Asked if the failure to promulgate the proposals would undo the positive aspects of the proposed bill, Webber Wentzel attorney, Peter Leon said: “The short answer is that Parliament can only deal with the constitutional issues referred to it by the President”. It was not “… an ‘open sesame’ to revisit the whole Bill”, he added.

The constitutional issues to which Leon refers are that the amendments were rushed through the National Council of Provinces (NCOP), the Parliament’s upper house.
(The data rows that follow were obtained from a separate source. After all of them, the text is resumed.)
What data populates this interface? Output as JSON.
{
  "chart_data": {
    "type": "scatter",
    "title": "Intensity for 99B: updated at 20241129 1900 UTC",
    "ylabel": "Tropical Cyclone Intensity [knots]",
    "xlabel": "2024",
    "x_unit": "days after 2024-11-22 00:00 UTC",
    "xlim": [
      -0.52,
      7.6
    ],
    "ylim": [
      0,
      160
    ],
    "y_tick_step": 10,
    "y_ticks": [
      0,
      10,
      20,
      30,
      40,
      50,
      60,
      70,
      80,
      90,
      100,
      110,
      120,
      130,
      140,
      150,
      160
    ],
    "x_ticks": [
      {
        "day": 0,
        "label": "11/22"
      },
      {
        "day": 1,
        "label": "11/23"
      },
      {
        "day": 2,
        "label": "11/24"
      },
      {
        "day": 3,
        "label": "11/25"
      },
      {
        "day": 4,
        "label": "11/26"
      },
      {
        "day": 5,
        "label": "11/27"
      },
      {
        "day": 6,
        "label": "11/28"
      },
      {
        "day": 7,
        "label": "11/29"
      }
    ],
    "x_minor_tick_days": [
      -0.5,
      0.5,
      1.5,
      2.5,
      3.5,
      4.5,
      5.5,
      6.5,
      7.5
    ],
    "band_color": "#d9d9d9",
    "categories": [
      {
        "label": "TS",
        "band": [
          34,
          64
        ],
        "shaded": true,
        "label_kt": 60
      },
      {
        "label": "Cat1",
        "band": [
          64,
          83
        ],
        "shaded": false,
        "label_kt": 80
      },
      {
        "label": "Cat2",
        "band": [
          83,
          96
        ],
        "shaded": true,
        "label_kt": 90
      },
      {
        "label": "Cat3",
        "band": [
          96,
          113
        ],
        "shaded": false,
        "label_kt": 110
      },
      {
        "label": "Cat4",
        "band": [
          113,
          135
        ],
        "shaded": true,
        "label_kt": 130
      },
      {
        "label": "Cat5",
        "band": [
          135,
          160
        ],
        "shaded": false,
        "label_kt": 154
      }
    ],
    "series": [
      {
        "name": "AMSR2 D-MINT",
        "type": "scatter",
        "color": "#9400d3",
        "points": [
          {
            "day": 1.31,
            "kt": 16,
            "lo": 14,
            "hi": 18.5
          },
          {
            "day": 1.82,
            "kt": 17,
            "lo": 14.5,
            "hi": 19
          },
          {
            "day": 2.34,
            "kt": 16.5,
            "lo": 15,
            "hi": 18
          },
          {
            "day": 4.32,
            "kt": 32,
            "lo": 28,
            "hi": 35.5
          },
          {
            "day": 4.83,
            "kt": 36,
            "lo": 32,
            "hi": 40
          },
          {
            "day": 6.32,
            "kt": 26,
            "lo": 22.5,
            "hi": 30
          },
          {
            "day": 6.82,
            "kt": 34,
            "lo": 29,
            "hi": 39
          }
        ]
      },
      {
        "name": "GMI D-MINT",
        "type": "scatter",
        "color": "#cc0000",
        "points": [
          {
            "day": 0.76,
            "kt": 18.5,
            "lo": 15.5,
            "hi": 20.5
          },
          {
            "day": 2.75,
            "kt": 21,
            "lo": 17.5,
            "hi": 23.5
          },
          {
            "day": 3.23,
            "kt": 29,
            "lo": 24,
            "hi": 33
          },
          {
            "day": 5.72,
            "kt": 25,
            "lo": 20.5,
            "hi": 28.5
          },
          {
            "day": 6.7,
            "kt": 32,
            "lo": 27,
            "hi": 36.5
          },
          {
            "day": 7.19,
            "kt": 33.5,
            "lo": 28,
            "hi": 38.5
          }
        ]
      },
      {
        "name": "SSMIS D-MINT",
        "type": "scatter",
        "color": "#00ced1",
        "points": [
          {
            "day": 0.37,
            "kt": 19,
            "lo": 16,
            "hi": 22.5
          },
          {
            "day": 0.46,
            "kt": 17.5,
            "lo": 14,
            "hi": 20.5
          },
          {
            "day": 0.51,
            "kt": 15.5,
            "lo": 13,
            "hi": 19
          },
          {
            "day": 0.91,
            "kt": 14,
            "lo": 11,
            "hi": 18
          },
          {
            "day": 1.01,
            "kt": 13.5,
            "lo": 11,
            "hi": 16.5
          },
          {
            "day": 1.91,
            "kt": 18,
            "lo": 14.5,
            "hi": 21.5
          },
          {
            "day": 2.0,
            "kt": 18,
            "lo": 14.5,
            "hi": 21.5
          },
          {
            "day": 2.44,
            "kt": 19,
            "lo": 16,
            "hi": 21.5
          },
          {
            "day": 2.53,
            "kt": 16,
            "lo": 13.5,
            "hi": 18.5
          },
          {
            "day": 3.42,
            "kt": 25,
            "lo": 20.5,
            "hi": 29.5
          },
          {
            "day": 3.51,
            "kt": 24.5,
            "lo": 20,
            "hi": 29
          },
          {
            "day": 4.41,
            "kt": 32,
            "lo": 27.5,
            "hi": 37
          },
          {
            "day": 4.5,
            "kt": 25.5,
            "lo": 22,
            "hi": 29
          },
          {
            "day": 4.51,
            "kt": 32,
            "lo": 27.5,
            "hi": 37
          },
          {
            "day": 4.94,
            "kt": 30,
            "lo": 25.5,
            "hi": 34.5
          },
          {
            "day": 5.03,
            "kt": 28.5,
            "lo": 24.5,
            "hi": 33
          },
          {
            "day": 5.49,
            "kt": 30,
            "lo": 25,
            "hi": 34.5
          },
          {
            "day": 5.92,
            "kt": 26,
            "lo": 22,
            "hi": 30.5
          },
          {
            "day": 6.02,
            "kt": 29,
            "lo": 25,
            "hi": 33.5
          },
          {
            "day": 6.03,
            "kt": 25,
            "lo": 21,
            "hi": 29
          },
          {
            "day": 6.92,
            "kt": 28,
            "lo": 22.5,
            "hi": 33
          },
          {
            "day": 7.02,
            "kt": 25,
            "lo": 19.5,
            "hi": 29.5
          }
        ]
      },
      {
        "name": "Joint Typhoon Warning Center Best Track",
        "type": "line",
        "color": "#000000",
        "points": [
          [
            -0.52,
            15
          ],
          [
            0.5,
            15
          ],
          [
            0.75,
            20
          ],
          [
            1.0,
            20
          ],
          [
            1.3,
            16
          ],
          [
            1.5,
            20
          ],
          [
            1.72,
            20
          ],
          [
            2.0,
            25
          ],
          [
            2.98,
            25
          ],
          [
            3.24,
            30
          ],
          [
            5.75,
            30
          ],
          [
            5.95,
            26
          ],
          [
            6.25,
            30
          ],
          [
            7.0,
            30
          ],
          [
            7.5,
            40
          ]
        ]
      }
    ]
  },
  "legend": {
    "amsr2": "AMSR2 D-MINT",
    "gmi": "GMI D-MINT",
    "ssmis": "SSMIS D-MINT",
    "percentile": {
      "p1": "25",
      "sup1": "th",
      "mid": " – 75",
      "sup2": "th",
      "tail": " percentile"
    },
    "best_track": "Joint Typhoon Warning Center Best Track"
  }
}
Prior to the January 16 news that the bill had been vetoed, Peter Attard Montalto, an analyst for Nomura International, made this point: “The DMR (Department of Mineral Resources) is … trying to use the argument that it was unconstitutional because of procedural issues within the NCOP chamber of parliament”.

Had the bill been promulgated, it was likely that the South African Parliament would have “… rapidly deploy[ed] new amendments in parliament, where needed, to provide regulatory certainty,” said Attard Montalto.

Now that it had been vetoed, it was possible that more ‘codification’ would be provided with the amendments, he added citing a recent meeting with Ngoako Ramatlhodi, South Africa’s mining minister who first requested President Jacob Zuma not to approve the amendments.

However, the Chamber of Mines of South Africa is bitterly disappointed by the development. It feels that several years of hard bargaining, and some progress, would be replaced by more regulatory uncertainty.

It’s a view mirrored by Fasken Martin partner, Andrew Mitchell, who observed: “Looks like ‘begin again'”.

One of the practical problems of the failure to get the amendments through is the proposed streamlining of the mining and prospecting permit process has been returned to the back-burner.

Former mines minister, Susan Shabangu, said in January last year that the amendments would help reduce the waiting time for a company approving a mining project and winning the necessary permits from the estimated average of 3.5 years to 300 days.

The amendments were also supposed to put the environmental permitting process into a one-stop shop; in other words, housed in the Department of Mineral Resources instead of the previous system where miners apply to a number of different departments before winning environmental clearance to mine.

The major beneficiaries may well be the oil and gas companies which have been seeking to undo the free-carry the amendments propose be given to the South African government for new projects.

That would be a significant advance for energy companies specifically and the South African economy in general, but it’s hard on the long-toiling miners.